Tem encontrado obstáculos não porque faltem recursos públicos para implantar o projeto da Fundação Casa, ou porque falte boa vontade e empenho dos funcionários envolvidos no projeto, mas porque muitos prefeitos não admitem a construção de unidades de atendimento a menores delinqüentes em seus municípios. Preferem despachar as crianças envolvidas em delitos para outras cidades, principalmente São Paulo, livrando-se, assim, de uma responsabilidade que é, claramente, das prefeituras locais. Há mais de mil meninos e meninas em unidades da capital enviados por cidades do interior.
Sem a ampliação da capacidade de atendimento nas regiões de maior demanda e na velocidade ideal, as novas unidades tendem a ficar superlotadas. Nessas condições, é virtualmente impossível separar os meninos reincidentes daqueles levados para a Casa pela primeira vez. Isso não é novo. A superlotação e a promiscuidade fizeram a Febem ficar conhecida, durante décadas, como "barril de pólvora" e "escola do crime". Naquelas condições, não havia a mínima possibilidade de se desenvolver qualquer programa de reeducação dos menores, por mais elementar que fosse. Entre 2003 e 2006, houve 36 motins no Complexo do Tatuapé, o mais problemático da Febem.
A tentativa de desativar os grandes complexos e substituí-los por unidades menores, com atendimento dirigido a cada grupo específico de crianças, tem se arrastado desde o governo Mário Covas, sempre enfrentando a resistência de prefeitos. No mês passado, durante a cerimônia de desativação do Complexo do Tatuapé, o governador José Serra criticou o comportamento desses políticos. "As unidades têm de estar em algum lugar; não dá para colocar em alto mar", afirmou.
A prefeitura de Santo André, no ABC, é um exemplo. Há, na Fundação Casa, cem internos daquela cidade, mas o prefeito não aceita que lá se construa uma unidade. O máximo de boa vontade que demonstrou foi ceder um terreno para a construção da nova unidade a 25 quilômetros de distância da sede do município, em local próximo a Paranapiacaba, numa área totalmente desabitada, o que multiplicaria os investimentos necessários para dotar o prédio da Fundação Casa de infra-estrutura e serviços, e dificultaria o acesso de funcionários e das famílias dos meninos.

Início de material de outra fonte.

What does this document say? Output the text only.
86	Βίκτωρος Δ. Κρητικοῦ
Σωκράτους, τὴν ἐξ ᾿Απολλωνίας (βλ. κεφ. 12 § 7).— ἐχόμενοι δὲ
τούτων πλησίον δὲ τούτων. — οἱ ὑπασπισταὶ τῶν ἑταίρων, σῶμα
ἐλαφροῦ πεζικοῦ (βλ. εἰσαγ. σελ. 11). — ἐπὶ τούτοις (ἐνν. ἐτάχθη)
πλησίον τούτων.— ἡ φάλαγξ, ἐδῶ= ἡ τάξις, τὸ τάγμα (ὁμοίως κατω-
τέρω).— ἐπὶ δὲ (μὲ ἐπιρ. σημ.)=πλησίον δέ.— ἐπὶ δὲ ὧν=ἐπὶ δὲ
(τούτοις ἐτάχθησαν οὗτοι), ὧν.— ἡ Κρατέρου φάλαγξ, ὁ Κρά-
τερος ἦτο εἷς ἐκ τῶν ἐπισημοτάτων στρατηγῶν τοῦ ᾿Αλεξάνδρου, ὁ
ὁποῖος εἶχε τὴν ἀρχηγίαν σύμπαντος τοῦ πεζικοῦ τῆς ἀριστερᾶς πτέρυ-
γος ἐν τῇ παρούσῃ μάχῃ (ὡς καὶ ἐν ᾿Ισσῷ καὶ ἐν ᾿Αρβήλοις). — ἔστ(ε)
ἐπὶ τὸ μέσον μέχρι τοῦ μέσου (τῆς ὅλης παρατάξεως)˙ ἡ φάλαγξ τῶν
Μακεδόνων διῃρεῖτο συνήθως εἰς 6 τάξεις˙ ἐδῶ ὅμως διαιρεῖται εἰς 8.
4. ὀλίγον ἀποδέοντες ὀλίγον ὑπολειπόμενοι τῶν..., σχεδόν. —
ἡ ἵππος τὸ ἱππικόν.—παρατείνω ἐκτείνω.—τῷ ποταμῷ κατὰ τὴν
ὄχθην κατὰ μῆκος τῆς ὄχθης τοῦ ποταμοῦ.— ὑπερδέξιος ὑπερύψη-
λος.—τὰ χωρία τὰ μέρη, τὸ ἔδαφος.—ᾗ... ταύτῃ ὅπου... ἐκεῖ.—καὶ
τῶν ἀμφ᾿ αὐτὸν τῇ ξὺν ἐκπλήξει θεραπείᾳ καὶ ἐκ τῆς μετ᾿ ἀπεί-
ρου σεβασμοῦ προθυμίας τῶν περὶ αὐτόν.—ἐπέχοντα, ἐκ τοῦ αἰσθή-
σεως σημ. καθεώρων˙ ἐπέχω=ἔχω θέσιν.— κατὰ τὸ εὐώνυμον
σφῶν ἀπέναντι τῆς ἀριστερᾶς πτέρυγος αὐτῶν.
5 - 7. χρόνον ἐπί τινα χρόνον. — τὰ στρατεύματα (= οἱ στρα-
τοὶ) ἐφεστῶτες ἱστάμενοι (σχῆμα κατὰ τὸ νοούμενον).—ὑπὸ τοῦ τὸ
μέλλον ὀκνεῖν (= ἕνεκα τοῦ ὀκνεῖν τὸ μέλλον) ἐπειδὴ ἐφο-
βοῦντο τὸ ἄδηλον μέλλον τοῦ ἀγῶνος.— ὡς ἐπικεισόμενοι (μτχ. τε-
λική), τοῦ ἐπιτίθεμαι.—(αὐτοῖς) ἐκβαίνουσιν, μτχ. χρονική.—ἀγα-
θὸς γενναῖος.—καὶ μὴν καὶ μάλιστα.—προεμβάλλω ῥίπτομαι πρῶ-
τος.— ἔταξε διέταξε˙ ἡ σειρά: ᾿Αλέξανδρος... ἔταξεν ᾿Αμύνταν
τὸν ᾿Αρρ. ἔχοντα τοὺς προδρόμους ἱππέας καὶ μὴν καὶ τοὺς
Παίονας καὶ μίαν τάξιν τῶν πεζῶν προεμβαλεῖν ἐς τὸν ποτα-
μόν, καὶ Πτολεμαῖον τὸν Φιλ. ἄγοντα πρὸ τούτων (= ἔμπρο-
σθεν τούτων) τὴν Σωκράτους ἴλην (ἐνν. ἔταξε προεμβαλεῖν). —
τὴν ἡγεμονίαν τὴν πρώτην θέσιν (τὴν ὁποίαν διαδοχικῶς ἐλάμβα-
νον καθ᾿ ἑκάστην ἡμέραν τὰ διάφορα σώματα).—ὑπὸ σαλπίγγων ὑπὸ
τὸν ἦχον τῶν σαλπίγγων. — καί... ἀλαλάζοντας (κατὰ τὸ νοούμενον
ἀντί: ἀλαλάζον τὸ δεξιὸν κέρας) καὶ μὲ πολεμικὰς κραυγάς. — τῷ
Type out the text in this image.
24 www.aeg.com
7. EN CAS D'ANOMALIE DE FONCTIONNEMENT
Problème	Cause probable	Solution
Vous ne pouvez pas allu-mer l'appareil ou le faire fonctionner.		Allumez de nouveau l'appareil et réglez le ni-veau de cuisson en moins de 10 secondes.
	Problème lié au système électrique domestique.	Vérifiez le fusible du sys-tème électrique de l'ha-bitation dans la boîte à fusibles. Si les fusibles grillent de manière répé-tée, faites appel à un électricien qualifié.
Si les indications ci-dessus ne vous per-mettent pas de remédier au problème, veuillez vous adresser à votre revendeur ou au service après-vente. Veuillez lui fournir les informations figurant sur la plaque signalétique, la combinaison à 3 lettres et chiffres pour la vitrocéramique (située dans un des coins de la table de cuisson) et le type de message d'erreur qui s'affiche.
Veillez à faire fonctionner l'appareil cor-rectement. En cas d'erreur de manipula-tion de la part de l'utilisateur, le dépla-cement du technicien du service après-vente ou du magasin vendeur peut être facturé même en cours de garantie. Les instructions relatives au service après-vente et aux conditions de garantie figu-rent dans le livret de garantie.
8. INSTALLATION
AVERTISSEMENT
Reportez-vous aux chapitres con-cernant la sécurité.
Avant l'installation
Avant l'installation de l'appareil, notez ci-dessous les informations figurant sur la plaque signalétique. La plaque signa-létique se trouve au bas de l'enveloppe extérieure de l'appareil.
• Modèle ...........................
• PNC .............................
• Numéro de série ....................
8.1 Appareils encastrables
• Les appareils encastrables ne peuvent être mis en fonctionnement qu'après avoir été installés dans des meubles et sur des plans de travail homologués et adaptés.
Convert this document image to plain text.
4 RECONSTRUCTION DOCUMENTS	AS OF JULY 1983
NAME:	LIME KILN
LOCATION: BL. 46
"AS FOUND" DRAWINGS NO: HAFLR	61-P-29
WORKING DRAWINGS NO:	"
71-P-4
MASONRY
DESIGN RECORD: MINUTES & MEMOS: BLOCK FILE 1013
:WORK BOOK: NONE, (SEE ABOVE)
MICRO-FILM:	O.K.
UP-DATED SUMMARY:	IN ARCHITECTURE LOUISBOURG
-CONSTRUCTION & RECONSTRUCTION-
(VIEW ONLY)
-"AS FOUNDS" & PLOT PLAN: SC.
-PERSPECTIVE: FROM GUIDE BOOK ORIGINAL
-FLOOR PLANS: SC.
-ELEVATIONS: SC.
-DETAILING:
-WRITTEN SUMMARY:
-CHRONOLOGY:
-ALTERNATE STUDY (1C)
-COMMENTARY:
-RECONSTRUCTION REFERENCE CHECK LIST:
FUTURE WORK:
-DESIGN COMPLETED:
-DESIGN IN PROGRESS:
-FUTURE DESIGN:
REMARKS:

O atraso do programa de construção de unidades da Fundação Casa, devido a esse tipo de resistência, tem conseqüências. Há dias, o Superior Tribunal de Justiça (STJ) cassou decisão do Tribunal de Justiça de São Paulo e restabeleceu liminar que determina a transferência dos internos atendidos na Unidade Tietê, do Complexo Vila Maria. O STJ julgou ser claro o risco de manter os adolescentes no prédio que, segundo ele, estaria em "completo estado de abandono, sem condições mínimas de higiene e habitabilidade". A Fundação Casa recorreu da decisão alegando que o prédio foi reformado. Mas a verdade é que é praticamente impossível, de uma hora para outra, transferir 500 menores. Na falta de novas unidades, ficariam superlotadas as já existentes, muitas das quais já dão tratamento diferenciado aos internos. A de Arujá, por exemplo, atende unicamente dependentes químicos e todos os seus funcionários foram treinados pela ONG norte-americana Daytop para essa tarefa específica. Esforços como esse não podem ser sabotados por picuinhas políticas nem comprometidos pelos preconceitos de alguns prefeitos.